La tienda de galletitas de Luis Enrique
España tiene a su favor la calidad, las piernas y el hambre; tiene en su contra, ‘a priori’, la ausencia de cancheros, jugadores de esos que, cuando llegan 0-0 al minuto 88, sonríen como tiburones


En la película Granujas de medio pelo, de Woody Allen, el protagonista estudia el golpe de su vida: atracar un banco y hacerse por fin multimillonario. Para ello, alquila el local contiguo al banco y monta allí, con su esposa, una tienda de galletitas desde la que poder hacer un butrón perfecto sin llamar la atención; el problema surge cuando, de forma inesperada, las galletitas que hace su esposa se convierten en la sensación de la ciudad, y los dos terminan siendo multimillonarios gestionando un imperio de galletas y dulces.
Hace nueve años, Luis Enrique confesó su gran pasión: entrenar al Sporting de Gijón.
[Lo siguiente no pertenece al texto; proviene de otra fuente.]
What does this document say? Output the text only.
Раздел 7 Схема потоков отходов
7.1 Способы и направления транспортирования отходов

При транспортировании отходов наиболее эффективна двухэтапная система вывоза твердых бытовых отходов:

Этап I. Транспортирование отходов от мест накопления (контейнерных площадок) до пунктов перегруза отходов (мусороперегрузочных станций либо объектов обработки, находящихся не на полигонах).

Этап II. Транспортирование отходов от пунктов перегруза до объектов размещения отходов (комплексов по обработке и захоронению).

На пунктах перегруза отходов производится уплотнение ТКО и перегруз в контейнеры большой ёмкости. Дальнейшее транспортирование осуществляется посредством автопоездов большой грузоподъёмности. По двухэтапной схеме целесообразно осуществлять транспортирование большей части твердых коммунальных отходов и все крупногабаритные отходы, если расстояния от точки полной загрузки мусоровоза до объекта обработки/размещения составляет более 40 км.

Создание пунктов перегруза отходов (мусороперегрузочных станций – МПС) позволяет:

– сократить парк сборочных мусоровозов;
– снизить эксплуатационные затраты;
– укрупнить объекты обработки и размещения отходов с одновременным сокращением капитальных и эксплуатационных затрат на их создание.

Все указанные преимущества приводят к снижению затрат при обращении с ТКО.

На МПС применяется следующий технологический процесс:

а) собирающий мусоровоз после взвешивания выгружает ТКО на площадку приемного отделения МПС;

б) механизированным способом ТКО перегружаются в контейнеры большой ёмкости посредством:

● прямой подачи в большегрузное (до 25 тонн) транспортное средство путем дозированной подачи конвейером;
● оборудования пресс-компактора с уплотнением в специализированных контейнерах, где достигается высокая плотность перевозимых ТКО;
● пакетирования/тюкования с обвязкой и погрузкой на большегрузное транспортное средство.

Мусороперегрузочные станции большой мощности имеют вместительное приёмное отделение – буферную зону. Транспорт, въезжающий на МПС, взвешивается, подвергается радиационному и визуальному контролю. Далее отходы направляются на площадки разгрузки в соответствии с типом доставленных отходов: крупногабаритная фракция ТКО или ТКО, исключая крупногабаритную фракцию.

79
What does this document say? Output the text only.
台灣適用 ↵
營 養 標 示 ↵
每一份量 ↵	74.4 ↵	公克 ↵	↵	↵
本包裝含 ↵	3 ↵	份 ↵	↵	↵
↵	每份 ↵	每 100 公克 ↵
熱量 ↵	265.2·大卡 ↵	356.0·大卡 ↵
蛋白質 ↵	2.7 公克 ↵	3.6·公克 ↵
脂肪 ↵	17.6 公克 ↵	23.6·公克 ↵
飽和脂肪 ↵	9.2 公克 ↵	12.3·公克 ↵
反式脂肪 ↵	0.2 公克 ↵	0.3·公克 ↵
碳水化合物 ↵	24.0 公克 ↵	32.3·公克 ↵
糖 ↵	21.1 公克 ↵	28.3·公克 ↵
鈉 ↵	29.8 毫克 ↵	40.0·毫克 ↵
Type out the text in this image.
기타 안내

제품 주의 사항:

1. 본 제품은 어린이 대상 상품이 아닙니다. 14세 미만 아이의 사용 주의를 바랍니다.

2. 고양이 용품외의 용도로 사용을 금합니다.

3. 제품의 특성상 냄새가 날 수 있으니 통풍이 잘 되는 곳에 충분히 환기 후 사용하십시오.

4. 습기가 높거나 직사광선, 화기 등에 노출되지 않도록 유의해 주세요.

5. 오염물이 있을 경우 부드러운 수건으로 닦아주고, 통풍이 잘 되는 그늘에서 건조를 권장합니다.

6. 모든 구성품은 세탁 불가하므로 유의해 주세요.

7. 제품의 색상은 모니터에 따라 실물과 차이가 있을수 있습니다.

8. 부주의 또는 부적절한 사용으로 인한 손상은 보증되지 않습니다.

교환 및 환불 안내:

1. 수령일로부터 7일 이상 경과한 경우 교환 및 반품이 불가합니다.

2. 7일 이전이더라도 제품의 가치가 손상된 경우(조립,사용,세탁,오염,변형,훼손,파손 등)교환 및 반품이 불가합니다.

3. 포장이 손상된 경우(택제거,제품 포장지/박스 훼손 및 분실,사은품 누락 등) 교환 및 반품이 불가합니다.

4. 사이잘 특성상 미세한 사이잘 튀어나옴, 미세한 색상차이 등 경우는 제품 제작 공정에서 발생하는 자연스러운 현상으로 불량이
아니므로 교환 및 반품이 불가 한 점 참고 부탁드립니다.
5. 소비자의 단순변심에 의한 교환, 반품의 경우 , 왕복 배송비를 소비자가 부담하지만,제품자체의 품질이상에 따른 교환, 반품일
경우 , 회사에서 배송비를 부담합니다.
No es una pasión cualquiera, sino la de un niño del colegio Julián Gómez Elisburu, hoy llamado Pumarín, como el barrio, que empezó dando patadas a la pelota en una cantera anterior a Mareo, la del club de fútbol sala Xeitosa, de donde salieron niños como él o Abelardo. Mucho Gijón mamado como para no haberse sentado nunca en el banquillo en el que se sentaba Jesús Aranguren cuando lo hizo debutar en 1989. Por eso, hace casi una década contó una frustración y un sueño: cuando estaba listo para entrenar al Sporting y esperaba que lo llamasen, lo llamó el Barça (para entrenar al filial, seguirían Roma, Celta y el Barcelona del triplete) y su ambición —volver a Gijón— se aparcó por tiempo indefinido.
Hay caminos largos y retorcidos, llenos de sorpresas y obstáculos: para que Luis Enrique cumpla su sueño de entrenar al Sporting ha tenido que ganar una Champions con el Barcelona de Messi, Neymar y Suárez, y deberá ganar una Copa del Mundo con la España del más difícil todavía: un equipo sin estrellas, hecho por él a su imagen y semejanza, lleno de tipos jóvenes y descarados que se adaptan más rápido —así lo ha creído según su convocatoria— a su estilo de juego. Una idea romántica sería pensar que Luis Enrique abrió una tienda de galletitas para llegar a la gloria, que es triunfar en casa, y la gloria le ha sorprendido por el camino como a tantos maratonianos que de pronto comprenden que la gracia es el viaje. Una idea más pegada al suelo es que Luis Enrique se enfrenta estas semanas al sueño de su vida y de la de cualquiera, algo que sucede solo cada cuatro años y, con suerte, un par de veces en la vida.
Lo hace con una selección que maduró de golpe en la Eurocopa, cuando pocos la esperaban, y cuya joven sala de máquinas tiene un año y medio más de experiencia en la élite. Tiene a su favor la calidad, las piernas y el hambre; tiene en su contra, a priori, la ausencia de cancheros, de tipos con los que jugarse el partido en dos o tres minutos que dependen de desquiciar al rival, de jugadores bregados en los bajos fondos del campo, cuando se desnivelan los partidos en las prórrogas o en los descuentos. Jugadores de esos que, cuando llegan 0-0 al minuto 88, sonríen como tiburones. De eso, en principio, no hay o hay poco, pero un Mundial es una oportunidad para que se destape alguno: en el fútbol la experiencia no la dan los años sino las jugadas, los momentos en los que a uno nadie le espera y de repente brota. Por eso la Copa es el torneo de todos los torneos, distinto a cualquiera, sensible al mínimo aire; la guerra por otros medios celebrada en una dictadura religiosa. Si para asaltar un banco allí hay que vender antes galletitas en los partidos más duros, qué menos que estén envenenadas.